Department of Mathematics, Imperial College of Science, Technology and Medicine, London, UK
Department of Surgery and Cancer, Imperial College of Science, Technology and Medicine, London, UK.
BMJ Open. 2020 Oct 31;10(10):e042392. doi: 10.1136/bmjopen-2020-042392.
The suspension of elective surgery during the COVID-19 pandemic is unprecedented and has resulted in record volumes of patients waiting for operations. Novel approaches that maximise capacity and efficiency of surgical care are urgently required. This study applies Markov multiscale community detection (MMCD), an unsupervised graph-based clustering framework, to identify new surgical care models based on pooled waiting-lists delivered across an expanded network of surgical providers.

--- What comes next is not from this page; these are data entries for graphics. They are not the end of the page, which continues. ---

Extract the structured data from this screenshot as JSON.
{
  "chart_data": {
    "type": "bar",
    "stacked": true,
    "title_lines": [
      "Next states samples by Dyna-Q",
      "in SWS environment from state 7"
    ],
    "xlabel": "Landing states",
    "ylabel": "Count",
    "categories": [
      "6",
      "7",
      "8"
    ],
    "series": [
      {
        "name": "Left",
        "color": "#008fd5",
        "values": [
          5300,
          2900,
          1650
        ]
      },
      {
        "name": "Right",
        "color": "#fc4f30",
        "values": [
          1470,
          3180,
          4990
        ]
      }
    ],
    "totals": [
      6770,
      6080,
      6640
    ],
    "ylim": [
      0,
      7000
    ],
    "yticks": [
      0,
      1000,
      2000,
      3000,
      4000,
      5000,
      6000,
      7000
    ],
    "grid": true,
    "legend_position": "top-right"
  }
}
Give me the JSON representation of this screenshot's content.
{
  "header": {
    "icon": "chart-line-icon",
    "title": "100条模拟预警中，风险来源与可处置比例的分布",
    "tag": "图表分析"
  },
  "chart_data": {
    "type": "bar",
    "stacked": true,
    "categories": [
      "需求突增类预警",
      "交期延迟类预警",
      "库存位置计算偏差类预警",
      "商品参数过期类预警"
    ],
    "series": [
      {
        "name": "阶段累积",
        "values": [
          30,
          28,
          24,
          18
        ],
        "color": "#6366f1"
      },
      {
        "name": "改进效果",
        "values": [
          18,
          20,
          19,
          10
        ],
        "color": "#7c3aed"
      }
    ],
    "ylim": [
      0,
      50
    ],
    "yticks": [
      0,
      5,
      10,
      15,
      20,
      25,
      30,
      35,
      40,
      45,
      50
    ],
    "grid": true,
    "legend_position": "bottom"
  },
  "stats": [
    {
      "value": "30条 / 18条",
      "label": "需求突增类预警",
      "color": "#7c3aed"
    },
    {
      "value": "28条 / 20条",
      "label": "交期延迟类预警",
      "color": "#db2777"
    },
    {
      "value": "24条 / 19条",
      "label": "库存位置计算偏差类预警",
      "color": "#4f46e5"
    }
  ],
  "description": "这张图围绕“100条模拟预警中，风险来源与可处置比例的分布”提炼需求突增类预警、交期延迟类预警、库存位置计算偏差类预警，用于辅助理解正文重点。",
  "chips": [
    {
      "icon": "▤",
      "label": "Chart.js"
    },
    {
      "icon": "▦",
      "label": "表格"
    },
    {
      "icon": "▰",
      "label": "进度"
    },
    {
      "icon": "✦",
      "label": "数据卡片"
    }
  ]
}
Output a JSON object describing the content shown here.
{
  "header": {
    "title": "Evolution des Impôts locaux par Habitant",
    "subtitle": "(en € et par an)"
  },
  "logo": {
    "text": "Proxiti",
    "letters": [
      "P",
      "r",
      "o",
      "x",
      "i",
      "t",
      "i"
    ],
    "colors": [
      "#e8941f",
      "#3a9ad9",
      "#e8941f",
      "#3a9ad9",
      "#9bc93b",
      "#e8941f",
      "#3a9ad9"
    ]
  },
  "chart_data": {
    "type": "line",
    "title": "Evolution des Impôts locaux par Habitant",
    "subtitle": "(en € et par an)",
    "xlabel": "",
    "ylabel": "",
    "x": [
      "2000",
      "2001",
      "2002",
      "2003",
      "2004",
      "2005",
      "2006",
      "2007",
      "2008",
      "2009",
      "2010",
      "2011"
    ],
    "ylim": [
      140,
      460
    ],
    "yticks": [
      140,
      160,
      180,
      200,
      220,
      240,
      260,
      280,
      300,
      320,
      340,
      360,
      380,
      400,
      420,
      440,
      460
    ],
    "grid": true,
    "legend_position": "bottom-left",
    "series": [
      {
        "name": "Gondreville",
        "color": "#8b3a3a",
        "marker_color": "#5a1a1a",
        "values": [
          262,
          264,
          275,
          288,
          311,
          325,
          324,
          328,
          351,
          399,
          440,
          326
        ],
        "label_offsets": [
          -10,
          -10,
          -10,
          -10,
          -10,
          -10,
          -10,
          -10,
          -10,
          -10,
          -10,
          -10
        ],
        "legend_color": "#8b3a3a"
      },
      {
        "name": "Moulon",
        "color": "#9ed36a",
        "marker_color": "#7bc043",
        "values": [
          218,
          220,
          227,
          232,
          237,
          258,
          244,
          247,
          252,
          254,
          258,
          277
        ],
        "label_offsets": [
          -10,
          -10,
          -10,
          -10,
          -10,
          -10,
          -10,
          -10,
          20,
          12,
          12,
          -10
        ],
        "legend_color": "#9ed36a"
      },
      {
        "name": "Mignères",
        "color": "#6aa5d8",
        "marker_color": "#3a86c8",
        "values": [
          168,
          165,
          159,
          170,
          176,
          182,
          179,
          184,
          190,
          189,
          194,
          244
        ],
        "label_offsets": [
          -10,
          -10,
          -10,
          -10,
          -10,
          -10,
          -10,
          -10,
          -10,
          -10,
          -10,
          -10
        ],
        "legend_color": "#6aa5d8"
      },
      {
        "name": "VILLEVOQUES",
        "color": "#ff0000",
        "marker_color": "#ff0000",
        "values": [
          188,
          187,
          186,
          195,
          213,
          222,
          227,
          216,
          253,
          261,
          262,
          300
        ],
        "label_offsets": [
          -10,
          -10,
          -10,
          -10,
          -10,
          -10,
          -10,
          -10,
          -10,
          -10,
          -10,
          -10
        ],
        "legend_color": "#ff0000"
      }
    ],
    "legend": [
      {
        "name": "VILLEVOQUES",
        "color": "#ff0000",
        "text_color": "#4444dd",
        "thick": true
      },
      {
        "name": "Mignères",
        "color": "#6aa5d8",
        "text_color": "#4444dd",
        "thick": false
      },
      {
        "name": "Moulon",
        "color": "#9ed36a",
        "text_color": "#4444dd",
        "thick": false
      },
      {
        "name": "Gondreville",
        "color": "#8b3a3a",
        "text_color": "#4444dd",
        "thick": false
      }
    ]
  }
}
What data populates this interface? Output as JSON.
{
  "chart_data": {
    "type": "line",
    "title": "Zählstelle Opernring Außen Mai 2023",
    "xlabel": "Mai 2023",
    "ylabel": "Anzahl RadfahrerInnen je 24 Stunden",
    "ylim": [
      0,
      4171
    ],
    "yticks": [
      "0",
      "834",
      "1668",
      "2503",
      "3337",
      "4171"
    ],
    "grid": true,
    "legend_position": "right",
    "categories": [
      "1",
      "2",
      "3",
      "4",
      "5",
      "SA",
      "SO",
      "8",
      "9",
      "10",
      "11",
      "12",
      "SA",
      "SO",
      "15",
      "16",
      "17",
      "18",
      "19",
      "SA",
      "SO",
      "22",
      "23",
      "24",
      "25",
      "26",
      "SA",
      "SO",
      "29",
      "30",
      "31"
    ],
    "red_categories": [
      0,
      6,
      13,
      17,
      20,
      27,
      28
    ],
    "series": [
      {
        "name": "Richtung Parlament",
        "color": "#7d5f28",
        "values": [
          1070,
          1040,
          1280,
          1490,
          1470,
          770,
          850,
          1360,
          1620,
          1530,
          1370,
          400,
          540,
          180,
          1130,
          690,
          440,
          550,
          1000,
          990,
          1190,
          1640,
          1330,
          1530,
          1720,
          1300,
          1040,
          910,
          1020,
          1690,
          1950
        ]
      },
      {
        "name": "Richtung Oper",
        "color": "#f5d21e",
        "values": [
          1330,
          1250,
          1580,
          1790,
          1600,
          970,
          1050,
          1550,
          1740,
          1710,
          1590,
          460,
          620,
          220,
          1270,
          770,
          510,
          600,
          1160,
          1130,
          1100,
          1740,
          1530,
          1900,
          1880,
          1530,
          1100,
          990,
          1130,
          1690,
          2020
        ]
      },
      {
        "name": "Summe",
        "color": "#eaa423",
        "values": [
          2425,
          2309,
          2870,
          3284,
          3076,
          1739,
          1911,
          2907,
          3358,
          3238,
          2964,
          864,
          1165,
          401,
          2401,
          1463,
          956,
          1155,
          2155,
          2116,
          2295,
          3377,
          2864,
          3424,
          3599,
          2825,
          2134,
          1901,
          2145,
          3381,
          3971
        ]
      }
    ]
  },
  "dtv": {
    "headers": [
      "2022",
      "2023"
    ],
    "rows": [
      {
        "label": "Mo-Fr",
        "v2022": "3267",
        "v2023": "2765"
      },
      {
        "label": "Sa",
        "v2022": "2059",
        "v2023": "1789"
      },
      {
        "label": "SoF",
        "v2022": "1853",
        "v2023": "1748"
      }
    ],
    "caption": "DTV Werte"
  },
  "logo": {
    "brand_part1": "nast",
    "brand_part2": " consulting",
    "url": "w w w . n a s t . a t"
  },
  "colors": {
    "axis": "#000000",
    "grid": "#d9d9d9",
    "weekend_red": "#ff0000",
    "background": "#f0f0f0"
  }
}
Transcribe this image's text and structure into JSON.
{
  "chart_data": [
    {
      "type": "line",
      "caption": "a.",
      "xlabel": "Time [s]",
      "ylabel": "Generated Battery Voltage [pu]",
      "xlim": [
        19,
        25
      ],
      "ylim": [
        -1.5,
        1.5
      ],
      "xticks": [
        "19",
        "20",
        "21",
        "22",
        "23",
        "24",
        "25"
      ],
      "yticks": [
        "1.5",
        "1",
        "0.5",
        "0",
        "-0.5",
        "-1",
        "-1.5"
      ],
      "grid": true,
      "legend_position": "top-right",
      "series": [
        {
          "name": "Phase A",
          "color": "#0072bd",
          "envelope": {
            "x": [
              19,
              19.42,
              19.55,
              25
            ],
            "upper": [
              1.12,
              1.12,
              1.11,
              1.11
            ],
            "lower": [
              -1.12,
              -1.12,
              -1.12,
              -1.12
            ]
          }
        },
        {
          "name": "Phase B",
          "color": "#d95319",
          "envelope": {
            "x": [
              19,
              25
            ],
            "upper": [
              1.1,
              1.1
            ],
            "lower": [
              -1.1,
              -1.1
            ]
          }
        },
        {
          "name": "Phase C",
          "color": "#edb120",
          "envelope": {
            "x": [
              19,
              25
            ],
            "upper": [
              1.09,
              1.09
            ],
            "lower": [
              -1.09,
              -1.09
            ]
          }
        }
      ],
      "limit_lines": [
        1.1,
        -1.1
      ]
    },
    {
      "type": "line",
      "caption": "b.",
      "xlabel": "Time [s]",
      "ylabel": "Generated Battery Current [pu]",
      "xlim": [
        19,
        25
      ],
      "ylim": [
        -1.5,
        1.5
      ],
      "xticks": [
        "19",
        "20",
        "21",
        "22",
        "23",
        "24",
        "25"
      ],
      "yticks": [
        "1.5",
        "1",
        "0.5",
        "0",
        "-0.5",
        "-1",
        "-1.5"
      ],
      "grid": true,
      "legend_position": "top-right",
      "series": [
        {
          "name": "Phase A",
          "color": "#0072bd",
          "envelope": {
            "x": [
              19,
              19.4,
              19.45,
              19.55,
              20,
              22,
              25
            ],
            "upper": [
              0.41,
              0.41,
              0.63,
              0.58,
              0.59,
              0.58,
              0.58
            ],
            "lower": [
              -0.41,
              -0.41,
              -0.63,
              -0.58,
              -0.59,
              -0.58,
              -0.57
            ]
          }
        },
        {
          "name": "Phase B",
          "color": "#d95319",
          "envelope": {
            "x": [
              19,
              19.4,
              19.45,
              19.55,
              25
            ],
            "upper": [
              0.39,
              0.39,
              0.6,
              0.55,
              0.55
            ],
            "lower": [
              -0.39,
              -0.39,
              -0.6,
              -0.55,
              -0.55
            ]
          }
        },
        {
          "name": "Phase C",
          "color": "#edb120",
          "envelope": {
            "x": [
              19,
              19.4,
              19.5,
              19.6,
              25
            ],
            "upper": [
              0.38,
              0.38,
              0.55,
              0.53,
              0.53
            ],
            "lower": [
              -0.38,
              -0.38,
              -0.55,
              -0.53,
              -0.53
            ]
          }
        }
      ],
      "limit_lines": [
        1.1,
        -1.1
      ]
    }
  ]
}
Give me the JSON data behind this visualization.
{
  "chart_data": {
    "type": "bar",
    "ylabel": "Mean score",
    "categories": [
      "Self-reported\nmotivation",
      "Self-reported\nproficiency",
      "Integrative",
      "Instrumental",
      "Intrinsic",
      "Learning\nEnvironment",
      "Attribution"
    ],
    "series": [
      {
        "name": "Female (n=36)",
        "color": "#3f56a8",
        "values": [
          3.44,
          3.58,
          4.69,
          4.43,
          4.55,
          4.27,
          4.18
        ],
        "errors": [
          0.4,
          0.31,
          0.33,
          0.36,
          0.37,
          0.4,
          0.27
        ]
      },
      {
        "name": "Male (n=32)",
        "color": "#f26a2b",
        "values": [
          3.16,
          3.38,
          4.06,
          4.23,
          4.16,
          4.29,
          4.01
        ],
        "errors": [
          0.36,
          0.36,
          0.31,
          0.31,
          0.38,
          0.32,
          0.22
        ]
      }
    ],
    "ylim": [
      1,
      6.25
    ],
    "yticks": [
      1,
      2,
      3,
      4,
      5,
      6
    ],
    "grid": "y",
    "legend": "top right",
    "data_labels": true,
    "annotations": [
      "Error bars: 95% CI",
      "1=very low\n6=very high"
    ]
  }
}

Retrospective observational study using Hospital Episode Statistics.
Public and private hospitals providing surgical care to National Health Service (NHS) patients in England.
All adult patients resident in England undergoing NHS-funded planned surgical procedures between 1 April 2017 and 31 March 2018.
The identification of the most common planned surgical procedures in England (high-volume procedures (HVP)) and proportion of low, medium and high-risk patients undergoing each HVP. The mapping of hospitals providing surgical care onto optimised groupings based on patient usage data.
A total of 7 811 891 planned operations were identified in 4 284 925 adults during the 1-year period of our study. The 28 most common surgical procedures accounted for a combined 3 907 474 operations (50.0% of the total). 2 412 613 (61.7%) of these most common procedures involved 'low risk' patients. Patients travelled an average of 11.3 km for these procedures. Based on the data, MMCD partitioned England into 45, 16 and 7 mutually exclusive and collectively exhaustive natural surgical communities of increasing coarseness. The coarser partitions into 16 and seven surgical communities were shown to be associated with balanced supply and demand for surgical care within communities.
Pooled waiting-lists for low-risk elective procedures and patients across integrated, expanded natural surgical community networks have the potential to increase efficiency by innovatively flexing existing supply to better match demand.
在 COVID-19 大流行期间暂停择期手术是前所未有的,导致大量患者等待手术。迫切需要采用最大限度地提高手术护理能力和效率的新方法。本研究应用马尔可夫多尺度社区检测(MMCD),这是一种基于图的无监督聚类框架,根据在扩大的手术提供者网络中提供的汇集等待名单,确定新的手术护理模式。
使用医院入院统计数据进行回顾性观察研究。
为英格兰国民保健服务(NHS)患者提供手术护理的公立和私立医院。
2017 年 4 月 1 日至 2018 年 3 月 31 日期间在英格兰居住并接受 NHS 资助的计划手术的所有成年患者。
确定英格兰最常见的计划手术(高容量手术(HVP))以及接受每种 HVP 的低、中、高危患者的比例。根据患者使用数据将提供手术护理的医院映射到优化的分组。
在我们研究的 1 年期间,共确定了 4284925 名成年人的 7811891 例计划手术。28 种最常见的手术程序共涉及 3907474 例手术(占总数的 50.0%)。这些最常见的手术中有 2412613 例(61.7%)涉及“低风险”患者。患者为此类手术平均旅行 11.3 公里。根据数据,MMCD 将英格兰分为 45、16 和 7 个相互排斥且完全穷尽的自然手术社区,粒度逐渐增加。将英格兰分为 16 个和 7 个手术社区的较粗分区显示,在社区内,手术护理的供需平衡。
对低风险择期手术和患者进行汇集等待名单,并将其纳入整合的、扩大的自然手术社区网络,有可能通过创新地调整现有供应以更好地匹配需求,从而提高效率。